Capturing the true rate of each crime by race is a notoriously tricky proposition, because crime by its nature is not the sort of thing one is likely to report. To address this issue, the study's authors collected stats from a number of resources, including the FBI's crime reporting system and the National Crime Victimization Survey. These, they argue, help avoid the potential pitfall of systematic racial bias in any given dataset.
So what happens when Cesario et al. benchmark police shooting rates against crime rates? Across the board, whites are more likely to be shot, almost regardless of the measure of crime rate used. Whites were more likely to be shot using each racial group's rate of homicides, violent crimes, and weapons violations, as based on multiple sources. There were only two exceptions: blacks were more likely to be shot by the police in proportion to two measures of violent crime that included those violent crimes that were "less severe."
The study also looked at the racial disparity in specific situations, namely police shootings of unarmed citizens and in situations where the person shot was thought to be "reaching for or holding an object." This latter case applies to shooting victims like Stephon Clark, whom police shot after mistaking Clark's cellphone for a gun.
In both instances, the study found at best limited evidence of systematic anti-black disparity in police shootings. In the case of unarmed citizens, "officers either showed no meaningful disparity in either direction [between white and black] or, if anything, an overall pattern of anti-White disparity."
In what the study's authors called their "most damning result," they found "nonsignificant" anti-black disparity for cases where the victim was holding an object. They are quick to caution the reader against over-interpreting this result, noting that the number of instances of police shootings involving unarmed citizens or police assuming possession of a gun are few enough that any conclusions drawn from them may not be representative.
Beyond this, the study had several significant limitations. It focuses only on national-level trends, meaning that the conclusions it draws provide only a limited insight into the relationship between race and police shootings. These conclusions do not, in other words, mean that any particular police department does not engage in racially biased policing—only that in the aggregate, police are more likely to shoot white people than black people in proportion to their rates of criminal offense. They also don't explain the actual reason why there are racial disparities in crime rates, a phenomenon which may itself be a product of racial discrimination.
Further, the study may be limited by its data sources. While Cesario et al. argue that their use of multiple data sources may obviate this concern, they concede that, "if these data are themselves subject to racial bias, such that Black citizens are overrepresented in these data sets relative to their actual criminal activity, then the denominator in the odds calculations for Black citizens will be artificially high, masking real anti-Black disparity in police shootings."
Lastly, just as comparing rates of shooting to proportions of the population is a methodological choice, so too is the choice to compare rates of shooting to crime rates.
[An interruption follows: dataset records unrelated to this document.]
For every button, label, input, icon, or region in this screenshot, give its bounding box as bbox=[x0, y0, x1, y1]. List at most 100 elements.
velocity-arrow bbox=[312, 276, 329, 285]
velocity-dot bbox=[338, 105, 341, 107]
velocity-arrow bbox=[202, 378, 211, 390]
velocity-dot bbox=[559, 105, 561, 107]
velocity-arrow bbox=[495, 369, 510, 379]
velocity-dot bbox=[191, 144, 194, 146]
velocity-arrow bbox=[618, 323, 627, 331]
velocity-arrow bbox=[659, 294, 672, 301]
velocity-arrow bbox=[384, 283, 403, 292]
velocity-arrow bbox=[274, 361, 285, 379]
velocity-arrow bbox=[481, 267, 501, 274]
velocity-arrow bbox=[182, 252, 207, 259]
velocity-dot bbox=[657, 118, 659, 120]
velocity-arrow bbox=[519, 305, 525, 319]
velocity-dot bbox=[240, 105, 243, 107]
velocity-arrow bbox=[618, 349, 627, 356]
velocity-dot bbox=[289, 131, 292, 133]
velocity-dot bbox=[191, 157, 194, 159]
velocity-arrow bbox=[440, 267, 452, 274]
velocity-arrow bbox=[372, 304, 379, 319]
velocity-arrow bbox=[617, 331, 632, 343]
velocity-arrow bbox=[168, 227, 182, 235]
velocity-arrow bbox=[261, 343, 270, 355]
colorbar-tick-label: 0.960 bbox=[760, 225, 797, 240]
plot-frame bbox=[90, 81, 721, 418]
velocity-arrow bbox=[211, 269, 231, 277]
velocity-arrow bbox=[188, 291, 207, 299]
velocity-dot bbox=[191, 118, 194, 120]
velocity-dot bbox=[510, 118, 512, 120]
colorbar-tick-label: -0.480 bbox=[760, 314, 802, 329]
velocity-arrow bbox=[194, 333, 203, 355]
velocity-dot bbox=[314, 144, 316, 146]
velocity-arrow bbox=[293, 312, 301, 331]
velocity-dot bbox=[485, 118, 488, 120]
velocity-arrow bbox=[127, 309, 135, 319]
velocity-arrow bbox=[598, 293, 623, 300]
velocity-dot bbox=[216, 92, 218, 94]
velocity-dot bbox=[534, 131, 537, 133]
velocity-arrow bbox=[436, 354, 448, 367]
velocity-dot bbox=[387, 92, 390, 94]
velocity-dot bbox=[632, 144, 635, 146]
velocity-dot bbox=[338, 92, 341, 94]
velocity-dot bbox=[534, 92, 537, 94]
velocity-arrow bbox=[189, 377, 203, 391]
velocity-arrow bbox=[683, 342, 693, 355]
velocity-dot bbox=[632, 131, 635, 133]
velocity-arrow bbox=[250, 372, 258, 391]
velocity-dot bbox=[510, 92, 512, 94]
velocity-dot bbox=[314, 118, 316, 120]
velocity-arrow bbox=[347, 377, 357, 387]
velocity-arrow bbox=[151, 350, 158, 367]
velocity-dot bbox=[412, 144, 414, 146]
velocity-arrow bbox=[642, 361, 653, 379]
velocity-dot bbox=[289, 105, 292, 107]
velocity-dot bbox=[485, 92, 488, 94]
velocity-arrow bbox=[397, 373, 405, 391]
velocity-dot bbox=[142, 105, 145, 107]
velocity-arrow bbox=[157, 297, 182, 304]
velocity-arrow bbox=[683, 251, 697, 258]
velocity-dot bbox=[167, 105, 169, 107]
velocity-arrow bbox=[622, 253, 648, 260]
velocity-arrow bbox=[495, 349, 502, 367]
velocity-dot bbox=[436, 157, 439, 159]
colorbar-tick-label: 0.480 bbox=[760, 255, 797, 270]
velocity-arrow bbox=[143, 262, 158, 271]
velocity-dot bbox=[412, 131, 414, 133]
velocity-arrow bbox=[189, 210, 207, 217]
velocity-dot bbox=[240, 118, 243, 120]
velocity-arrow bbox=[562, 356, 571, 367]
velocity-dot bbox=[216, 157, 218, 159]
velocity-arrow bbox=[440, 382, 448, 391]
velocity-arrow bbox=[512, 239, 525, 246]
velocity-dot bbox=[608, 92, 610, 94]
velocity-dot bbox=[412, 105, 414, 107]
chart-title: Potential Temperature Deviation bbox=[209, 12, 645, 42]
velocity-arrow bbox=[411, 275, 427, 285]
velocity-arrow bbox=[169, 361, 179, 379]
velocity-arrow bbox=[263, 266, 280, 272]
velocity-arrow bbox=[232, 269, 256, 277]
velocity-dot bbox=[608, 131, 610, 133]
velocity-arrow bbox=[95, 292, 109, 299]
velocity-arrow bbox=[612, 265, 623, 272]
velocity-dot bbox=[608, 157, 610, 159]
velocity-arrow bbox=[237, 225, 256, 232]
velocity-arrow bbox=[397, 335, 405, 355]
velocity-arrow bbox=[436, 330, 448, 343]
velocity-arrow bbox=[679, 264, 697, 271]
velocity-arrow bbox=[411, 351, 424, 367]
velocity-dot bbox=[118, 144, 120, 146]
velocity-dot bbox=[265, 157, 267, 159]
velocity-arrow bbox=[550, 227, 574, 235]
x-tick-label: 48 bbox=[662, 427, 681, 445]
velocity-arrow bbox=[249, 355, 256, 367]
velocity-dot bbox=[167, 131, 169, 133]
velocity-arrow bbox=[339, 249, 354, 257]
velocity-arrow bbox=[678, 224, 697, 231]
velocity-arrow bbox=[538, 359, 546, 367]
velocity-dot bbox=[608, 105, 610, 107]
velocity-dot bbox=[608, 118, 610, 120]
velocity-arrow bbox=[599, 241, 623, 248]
As much relies upon an assumption that crime rates predict who police target, and omits other measures of police exposure to citizens. For example, the paper does not capture the way in which police may over-target predominantly minority neighborhoods for policing. The study also does not capture how discretionary stops by police increase individuals' exposure to cops, independent of their crime rates.
Still, the study concludes, the data suggest that we should be cautious about explaining the black-white disparity in police shootings as a function of bias alone.
"We do not discount the role race may play in individual police shootings," Cesario et al. write. "Yet to draw on bias as the sole reason for population-level disparities is unfounded when considering the benchmarks presented here."